1. Write each equation in slope-intercept form: \( y = mx + b \), where \( m \) is the slope and \( b \) is the y-intercept.
2. Plot the y-intercept (b) of each line on the Cartesian plane.
3. Use the slope to plot a second point for each line, then draw the line through these points.
4. Identify the point where the lines intersect. This point represents the solution to the system.

If the lines intersect at a point, the system has one solution. If the lines are parallel, there is no solution (the system is inconsistent). If the lines overlap, there are infinitely many solutions.

Practice Questions

1. Solve the following system of equations graphically:
   • \( y = 2x + 1 \)
   • \( y = -x + 4 \)
   Solution

   1. For \( y = 2x + 1 \), plot the y-intercept at (0, 1) and use the slope of 2 to find another point (1, 3).

   2. For \( y = -x + 4 \), plot the y-intercept at (0, 4) and use the slope of -1 to find another point (1, 3).

   The lines intersect at (1, 3), so the solution is \( (1, 3) \).

2. Solve the following system graphically:
   • \( y = -\frac{1}{2}x + 2 \)
   • \( y = \frac{1}{2}x - 1 \)
   Solution

   1. For \( y = -\frac{1}{2}x + 2 \), plot the y-intercept at (0, 2) and use the slope of -1/2 to plot a second point (2, 1).

   2. For \( y = \frac{1}{2}x - 1 \), plot the y-intercept at (0, -1) and use the slope of 1/2 to plot a second point (2, 0).

   The lines intersect at (2, 0), so the solution is \( (2, 0) \).

3. Solve the following system graphically:
   • \( y = 3x + 2 \)
   • \( y = 3x - 4 \)
   Solution

   1. Both lines have the same slope (3), so they are parallel and will never intersect.

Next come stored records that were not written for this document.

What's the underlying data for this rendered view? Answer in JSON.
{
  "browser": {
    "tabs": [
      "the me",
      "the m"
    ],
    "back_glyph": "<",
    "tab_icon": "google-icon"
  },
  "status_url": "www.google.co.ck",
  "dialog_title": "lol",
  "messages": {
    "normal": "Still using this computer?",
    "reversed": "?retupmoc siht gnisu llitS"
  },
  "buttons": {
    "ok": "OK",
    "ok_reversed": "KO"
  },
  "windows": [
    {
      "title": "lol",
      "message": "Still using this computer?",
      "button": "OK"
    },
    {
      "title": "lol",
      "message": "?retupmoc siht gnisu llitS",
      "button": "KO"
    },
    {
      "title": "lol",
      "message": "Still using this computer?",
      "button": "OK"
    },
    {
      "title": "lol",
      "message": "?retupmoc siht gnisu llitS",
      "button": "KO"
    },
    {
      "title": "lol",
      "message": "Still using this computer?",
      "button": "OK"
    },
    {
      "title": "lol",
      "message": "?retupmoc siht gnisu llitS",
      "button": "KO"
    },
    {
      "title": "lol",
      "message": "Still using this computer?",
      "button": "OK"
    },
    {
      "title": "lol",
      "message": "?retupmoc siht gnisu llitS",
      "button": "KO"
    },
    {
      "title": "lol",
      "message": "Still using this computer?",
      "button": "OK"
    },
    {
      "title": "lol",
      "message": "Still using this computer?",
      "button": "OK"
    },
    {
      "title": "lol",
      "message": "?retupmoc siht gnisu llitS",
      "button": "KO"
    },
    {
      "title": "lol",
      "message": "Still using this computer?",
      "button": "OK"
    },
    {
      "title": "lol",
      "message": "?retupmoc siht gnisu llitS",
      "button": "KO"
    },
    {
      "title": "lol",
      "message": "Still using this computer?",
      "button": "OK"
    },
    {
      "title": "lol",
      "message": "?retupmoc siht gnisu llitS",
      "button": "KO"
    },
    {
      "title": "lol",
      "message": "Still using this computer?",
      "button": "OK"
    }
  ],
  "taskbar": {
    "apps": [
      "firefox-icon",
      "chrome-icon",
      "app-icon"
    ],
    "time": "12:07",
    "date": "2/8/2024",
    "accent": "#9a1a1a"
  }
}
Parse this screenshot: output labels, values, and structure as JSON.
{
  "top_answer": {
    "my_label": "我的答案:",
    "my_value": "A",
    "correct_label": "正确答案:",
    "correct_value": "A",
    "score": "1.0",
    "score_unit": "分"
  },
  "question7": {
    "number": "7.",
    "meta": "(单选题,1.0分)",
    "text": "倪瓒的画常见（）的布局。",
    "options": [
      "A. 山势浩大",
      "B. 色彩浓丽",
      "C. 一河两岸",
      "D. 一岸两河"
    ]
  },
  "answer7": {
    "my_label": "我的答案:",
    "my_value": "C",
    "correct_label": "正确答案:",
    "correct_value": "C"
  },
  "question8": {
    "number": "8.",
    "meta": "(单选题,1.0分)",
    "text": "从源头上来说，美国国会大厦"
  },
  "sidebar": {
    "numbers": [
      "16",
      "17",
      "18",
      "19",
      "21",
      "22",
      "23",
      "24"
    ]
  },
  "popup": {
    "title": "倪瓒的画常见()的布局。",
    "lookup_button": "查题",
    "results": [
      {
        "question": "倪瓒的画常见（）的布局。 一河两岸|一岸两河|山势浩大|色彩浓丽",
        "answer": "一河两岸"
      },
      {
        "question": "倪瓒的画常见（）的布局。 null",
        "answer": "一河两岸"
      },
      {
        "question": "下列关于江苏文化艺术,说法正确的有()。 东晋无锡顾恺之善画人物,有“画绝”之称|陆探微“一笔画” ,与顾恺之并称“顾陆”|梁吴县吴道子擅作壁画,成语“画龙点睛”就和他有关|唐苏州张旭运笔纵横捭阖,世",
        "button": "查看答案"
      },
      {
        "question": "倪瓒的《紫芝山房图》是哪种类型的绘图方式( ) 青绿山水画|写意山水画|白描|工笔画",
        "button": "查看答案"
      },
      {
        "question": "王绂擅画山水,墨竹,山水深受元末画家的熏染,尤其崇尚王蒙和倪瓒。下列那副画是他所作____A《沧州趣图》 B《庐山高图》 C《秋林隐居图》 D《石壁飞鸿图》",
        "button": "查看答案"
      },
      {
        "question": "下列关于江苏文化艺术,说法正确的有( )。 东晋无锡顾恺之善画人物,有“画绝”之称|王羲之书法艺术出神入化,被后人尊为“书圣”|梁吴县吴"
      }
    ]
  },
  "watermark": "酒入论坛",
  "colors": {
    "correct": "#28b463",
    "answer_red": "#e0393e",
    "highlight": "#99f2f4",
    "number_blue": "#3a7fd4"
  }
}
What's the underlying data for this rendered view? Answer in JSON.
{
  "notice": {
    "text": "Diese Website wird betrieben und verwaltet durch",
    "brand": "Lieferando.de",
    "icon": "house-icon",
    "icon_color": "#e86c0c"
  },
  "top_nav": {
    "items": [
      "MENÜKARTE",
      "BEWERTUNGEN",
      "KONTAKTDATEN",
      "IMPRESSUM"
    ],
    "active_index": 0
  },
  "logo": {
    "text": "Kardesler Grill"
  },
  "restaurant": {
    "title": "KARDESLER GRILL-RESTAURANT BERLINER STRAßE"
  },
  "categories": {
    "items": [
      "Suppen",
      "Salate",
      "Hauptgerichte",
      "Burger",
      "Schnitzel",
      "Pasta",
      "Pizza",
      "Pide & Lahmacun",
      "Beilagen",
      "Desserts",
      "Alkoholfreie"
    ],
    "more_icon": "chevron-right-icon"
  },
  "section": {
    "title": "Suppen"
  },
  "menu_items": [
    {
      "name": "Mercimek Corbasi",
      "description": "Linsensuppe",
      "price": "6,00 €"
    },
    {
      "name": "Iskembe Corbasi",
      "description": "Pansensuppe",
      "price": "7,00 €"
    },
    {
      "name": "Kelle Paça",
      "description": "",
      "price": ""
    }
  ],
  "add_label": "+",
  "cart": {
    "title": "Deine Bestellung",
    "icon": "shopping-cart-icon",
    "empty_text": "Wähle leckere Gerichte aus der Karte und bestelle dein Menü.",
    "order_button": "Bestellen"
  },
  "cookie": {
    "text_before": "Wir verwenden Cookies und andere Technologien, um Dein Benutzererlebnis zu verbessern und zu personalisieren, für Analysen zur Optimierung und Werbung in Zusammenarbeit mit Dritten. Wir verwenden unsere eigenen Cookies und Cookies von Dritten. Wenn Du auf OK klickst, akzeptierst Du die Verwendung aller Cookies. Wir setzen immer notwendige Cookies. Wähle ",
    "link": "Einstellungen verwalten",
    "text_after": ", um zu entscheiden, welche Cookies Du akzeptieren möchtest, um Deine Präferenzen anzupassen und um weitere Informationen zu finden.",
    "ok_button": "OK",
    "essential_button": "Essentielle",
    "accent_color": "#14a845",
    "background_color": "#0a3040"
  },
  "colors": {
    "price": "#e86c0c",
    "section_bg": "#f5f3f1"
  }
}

   This system has no solution.

Additional Practice

Try these problems on your own:

1. Graph the following system and find the solution:
   • \( y = x + 2 \)
   • \( y = -x + 4 \)
2. Graph the system and determine if it has a solution:
   • \( y = 2x - 3 \)
   • \( y = -2x + 5 \)
3. Graph and solve the system below:
   • \( y = -x - 1 \)
   • \( y = x + 3 \)